Ninguna especificación hizo sobre perjuicios materiales –aunque vale anotar que en principio no sería viable tal condena cuando se trata de delitos contra el patrimonio económico -. Lo anterior pone de presente que el monto relacionado por perjuicios materiales es bastante inferior al exigido por la legislación civil para recurrir, lo que evidencia falta de interés de la impugnante.
Adicional a lo anterior, tampoco la demanda cumple con los demás presupuestos para darle curso, tal como se expone a continuación. Las fallas formales y sustanciales de la demanda 3. El artículo 368 del Código de Procedimiento Civil establece las causales de procedencia del recurso de casación y el 374 ibidem consagra las exigencias formales de la demanda.
Unas y otras resultan ser equivalentes a las previstas en los artículos 181 y 184 del Código de Procedimiento Penal de 2004, por manera que es forzoso presentar un escrito en el que en forma clara, precisa y, apoyado en una argumentación sólida, lógica y con contenido jurídico, se expliquen las falencias del juzgador y su trascendencia. En efecto, la demanda de casación no se puede reducir a un memorial escueto, vago y difuso a través del cual se exhiban sin argumentación seria toda clase de cuestionamientos.

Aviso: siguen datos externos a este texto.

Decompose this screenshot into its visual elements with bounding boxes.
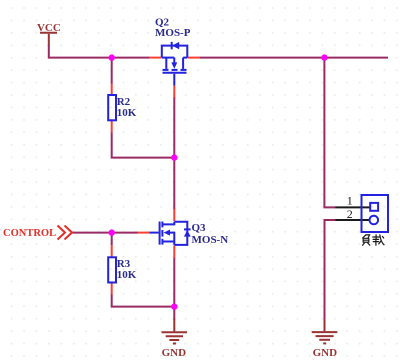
resistor R2 labels	[117, 96, 137, 119]
svg-text:GND: GND	[162, 347, 187, 359]
svg-text:CONTROL: CONTROL	[3, 228, 56, 239]
connector label 负载 (load), drawn strokes	[363, 235, 384, 245]
transistor Q2 bulk arrow	[171, 62, 177, 68]
svg-text:GND: GND	[313, 347, 338, 359]
wire Q2 drain to right rail end	[200, 57, 389, 59]
svg-text:MOS-P: MOS-P	[155, 27, 191, 39]
transistor Q2 labels	[155, 17, 191, 40]
transistor Q2 pins (source left, drain right, gate bottom)	[149, 58, 200, 98]
transistor Q3 body-diode arrow	[184, 230, 191, 236]
wire connector pin 2 to ground	[325, 220, 337, 320]
svg-text:10K: 10K	[117, 107, 137, 119]
wire junction to R2 top	[111, 58, 113, 84]
svg-text:10K: 10K	[117, 269, 137, 281]
svg-text:1: 1	[347, 194, 353, 208]
svg-text:VCC: VCC	[37, 22, 61, 34]
transistor Q2 body-diode arrow	[172, 42, 179, 49]
junction node CONTROL/R3	[109, 229, 115, 235]
junction node top rail / connector	[321, 54, 327, 60]
wire Q3 source to ground	[173, 258, 175, 320]
resistor R2 body	[108, 95, 116, 120]
wire R3 bottom to Q3 source net	[112, 295, 175, 307]
wire CONTROL to Q3 gate	[72, 232, 138, 234]
resistor R3 body	[108, 257, 116, 282]
svg-text:MOS-N: MOS-N	[192, 234, 229, 246]
transistor Q3 bulk arrow	[164, 230, 170, 236]
wire R2 bottom to Q2 gate net	[112, 132, 175, 157]
transistor Q3 labels	[192, 222, 229, 246]
transistor Q3 pins (gate left, drain top, source bottom)	[138, 209, 175, 258]
wire Q2 gate to Q3 drain	[173, 97, 175, 210]
junction node R3/Q3 source	[171, 303, 177, 309]
resistor R3 pins	[111, 245, 113, 294]
transistor Q3 body MOS-N	[149, 222, 190, 245]
wire VCC to Q2 source (top rail left)	[49, 45, 150, 58]
wire top rail to connector pin 1	[324, 58, 336, 208]
junction node R2/Q2 gate	[171, 154, 177, 160]
connector pin lines	[336, 207, 371, 220]
resistor R3 labels	[117, 258, 137, 281]
svg-text:Q3: Q3	[192, 222, 207, 234]
wire junction to R3 top	[111, 233, 113, 246]
resistor R2 pins	[111, 84, 113, 133]
power flag VCC	[40, 33, 57, 46]
svg-text:2: 2	[347, 207, 353, 221]
ground symbol right	[312, 319, 338, 343]
connector J1 body	[362, 195, 389, 232]
input port chevron	[58, 226, 73, 240]
transistor Q2 body MOS-P	[162, 42, 188, 86]
ground symbol under Q3	[162, 319, 188, 344]
junction node VCC/R2	[109, 54, 115, 60]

Justamente, por el carácter extraordinario del recurso, es necesario que contenga un discurso claro, preciso, lógico y suficientemente fundamentado desde la óptica fáctica y jurídica, de modo que demuestre la afectación de los derechos o las garantías fundamentales del sujeto a favor de quien se propone, la configuración de la causal o motivo de casación que se invoca y la necesidad de intervención de la Corte Suprema de Justicia, esto es, con el que se explique cómo se pretende la efectividad del derecho material, cuáles garantías procesales deben ser desagraviadas, cómo se quebrantaron los derechos fundamentales y por qué es necesario unificar la jurisprudencia sobre un determinado tema jurídico, ya sea para su beneficio o para casos futuros similares.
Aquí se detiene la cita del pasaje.